So I got this brilliant idea to culminate our school year with a field trip road trip that would highlight some of the US history we have been studying this past school year. I started planning and getting excited and adding destinations, and before I knew it, it had become a monster.
Or maybe I am just super crazy that I am attempting this trip.
The hubs is able to fly out and meet us for the center portion of the sites, but the bulk of the driving will be done by yours truly with little help from the peanut gallery (but perhaps a little help from some doses of Dramamine).
We've been away from home for 5 days already, yet I feel like we've barely gotten anywhere. It seems to me like the Midwest is ridiculous that way. Finally, today, we were able to see see a "sight."

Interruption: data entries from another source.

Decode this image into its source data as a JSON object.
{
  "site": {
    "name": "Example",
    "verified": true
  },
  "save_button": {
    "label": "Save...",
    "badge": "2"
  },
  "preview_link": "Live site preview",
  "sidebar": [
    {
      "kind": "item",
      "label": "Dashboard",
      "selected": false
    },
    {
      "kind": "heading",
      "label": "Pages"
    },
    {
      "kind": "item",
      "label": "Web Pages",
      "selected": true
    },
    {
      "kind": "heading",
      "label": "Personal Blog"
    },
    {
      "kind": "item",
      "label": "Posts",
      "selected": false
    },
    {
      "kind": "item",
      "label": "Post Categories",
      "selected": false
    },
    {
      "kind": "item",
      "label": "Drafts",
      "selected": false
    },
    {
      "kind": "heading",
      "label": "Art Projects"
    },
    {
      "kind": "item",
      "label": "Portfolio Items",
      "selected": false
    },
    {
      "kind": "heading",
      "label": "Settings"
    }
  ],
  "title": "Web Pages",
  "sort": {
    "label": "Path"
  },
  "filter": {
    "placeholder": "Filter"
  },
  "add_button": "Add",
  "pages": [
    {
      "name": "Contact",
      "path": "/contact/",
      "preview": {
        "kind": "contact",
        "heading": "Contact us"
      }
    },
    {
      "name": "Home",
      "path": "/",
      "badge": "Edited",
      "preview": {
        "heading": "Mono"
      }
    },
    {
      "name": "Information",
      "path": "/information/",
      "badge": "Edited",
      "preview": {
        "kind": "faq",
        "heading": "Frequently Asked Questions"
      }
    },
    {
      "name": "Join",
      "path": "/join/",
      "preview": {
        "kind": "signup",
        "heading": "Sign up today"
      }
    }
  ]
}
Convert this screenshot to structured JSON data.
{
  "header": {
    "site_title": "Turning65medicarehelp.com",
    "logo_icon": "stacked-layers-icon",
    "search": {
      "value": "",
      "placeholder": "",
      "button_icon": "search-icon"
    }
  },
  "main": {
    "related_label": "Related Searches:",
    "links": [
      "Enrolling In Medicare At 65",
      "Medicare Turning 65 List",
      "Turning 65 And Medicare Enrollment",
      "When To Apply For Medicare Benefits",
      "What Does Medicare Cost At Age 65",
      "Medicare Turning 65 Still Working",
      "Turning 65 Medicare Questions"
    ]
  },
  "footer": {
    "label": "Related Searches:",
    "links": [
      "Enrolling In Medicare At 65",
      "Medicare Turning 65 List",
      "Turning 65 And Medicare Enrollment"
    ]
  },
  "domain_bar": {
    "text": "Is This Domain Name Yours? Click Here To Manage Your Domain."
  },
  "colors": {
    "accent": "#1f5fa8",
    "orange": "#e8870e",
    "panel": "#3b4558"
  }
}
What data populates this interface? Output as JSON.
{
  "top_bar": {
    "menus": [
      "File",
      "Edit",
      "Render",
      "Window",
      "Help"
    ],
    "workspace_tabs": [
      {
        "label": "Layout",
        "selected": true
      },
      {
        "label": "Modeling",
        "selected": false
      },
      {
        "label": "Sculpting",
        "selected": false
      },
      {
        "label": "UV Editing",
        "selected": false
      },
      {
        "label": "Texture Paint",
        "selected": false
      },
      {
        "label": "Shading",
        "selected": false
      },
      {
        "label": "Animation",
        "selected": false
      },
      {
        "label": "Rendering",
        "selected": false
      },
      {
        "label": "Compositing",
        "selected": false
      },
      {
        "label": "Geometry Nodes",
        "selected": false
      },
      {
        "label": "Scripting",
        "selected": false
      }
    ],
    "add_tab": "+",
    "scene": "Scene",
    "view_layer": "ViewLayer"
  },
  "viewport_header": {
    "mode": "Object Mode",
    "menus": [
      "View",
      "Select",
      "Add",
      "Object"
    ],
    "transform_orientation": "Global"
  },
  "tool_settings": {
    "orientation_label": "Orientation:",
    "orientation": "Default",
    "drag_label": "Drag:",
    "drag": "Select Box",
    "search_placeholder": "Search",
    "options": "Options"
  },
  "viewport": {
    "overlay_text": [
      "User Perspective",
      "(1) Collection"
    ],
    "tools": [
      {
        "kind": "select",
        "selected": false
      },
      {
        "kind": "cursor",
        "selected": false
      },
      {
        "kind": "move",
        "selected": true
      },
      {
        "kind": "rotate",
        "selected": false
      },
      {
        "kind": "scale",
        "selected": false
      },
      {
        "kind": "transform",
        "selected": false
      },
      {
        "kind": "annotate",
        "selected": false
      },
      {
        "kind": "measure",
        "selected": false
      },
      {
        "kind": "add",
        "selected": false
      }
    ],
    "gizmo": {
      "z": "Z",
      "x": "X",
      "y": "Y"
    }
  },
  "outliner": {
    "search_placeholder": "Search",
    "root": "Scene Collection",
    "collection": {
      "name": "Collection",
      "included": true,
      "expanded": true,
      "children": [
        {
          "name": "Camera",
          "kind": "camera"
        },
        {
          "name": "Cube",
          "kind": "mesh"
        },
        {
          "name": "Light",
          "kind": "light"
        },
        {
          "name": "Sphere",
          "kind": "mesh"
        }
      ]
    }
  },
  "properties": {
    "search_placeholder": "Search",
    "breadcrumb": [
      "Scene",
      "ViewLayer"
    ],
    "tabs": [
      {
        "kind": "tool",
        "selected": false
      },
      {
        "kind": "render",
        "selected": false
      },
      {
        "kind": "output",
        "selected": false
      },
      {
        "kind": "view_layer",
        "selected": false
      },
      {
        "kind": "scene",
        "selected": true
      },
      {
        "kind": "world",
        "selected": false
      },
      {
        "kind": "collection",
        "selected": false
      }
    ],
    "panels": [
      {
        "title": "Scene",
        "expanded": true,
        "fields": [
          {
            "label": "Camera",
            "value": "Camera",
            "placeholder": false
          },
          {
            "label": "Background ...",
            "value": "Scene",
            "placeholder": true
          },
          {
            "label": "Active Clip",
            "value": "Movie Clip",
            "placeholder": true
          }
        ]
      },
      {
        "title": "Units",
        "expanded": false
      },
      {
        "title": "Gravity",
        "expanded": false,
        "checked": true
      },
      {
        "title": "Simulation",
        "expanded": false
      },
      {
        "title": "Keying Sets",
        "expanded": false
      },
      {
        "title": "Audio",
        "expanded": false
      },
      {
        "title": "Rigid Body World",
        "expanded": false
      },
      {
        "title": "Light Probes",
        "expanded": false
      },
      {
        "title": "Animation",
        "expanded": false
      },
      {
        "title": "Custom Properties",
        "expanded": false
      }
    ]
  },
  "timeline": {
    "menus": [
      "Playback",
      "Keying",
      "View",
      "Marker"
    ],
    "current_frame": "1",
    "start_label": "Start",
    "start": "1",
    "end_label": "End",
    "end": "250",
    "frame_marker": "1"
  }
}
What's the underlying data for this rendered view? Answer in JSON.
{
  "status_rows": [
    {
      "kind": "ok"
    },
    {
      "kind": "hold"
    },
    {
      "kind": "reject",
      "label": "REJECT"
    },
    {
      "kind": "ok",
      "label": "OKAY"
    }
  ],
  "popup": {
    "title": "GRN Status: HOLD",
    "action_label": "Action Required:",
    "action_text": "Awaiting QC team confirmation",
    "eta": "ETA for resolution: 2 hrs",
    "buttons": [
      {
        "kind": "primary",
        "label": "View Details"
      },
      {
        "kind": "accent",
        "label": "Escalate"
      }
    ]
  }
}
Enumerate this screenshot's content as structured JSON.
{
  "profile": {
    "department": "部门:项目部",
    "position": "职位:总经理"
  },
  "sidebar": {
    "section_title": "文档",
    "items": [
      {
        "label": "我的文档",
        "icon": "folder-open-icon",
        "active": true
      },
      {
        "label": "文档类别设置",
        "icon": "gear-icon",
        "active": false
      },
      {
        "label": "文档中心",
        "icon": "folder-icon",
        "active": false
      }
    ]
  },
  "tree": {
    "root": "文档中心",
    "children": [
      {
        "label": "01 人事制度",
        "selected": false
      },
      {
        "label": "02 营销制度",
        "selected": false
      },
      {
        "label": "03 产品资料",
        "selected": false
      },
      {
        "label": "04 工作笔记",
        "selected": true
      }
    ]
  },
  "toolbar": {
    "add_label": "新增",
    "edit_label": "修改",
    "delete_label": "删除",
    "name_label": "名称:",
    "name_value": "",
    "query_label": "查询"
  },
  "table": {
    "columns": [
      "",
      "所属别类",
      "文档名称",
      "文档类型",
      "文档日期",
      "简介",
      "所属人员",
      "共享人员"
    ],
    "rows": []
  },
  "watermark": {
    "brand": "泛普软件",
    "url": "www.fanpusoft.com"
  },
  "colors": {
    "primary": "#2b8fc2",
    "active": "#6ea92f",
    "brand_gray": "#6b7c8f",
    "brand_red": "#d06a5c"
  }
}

Despite a lack of historically significant points of interest so far, the trip has been far from dull. I've ended each day completely emotionally drained. Between the Wild Things and the family and friends that we have been able to spend time with, there has been laughter, encouragement, tears, politics, shouting, hugs, chit chat, and the bearing of souls.
It's not at all been what I thought I was getting myself into when I planned this adventure. Honestly, I had a list of things that I wanted to see that I could count as both fun and educational. It was a list of things to do and to see.
What this trip has been so far has been more like a list of emotions to feel. Of dark places in my heart to uncover. Of fears to expose. Of people I miss. Of words to be spoken, for good or for bad. Of love to be felt and given. Of tears to be shed -- of joy, of pain, of sorrow, of anger, of laughter.
I'm a little nervous to discover what the next weeks have in store for us!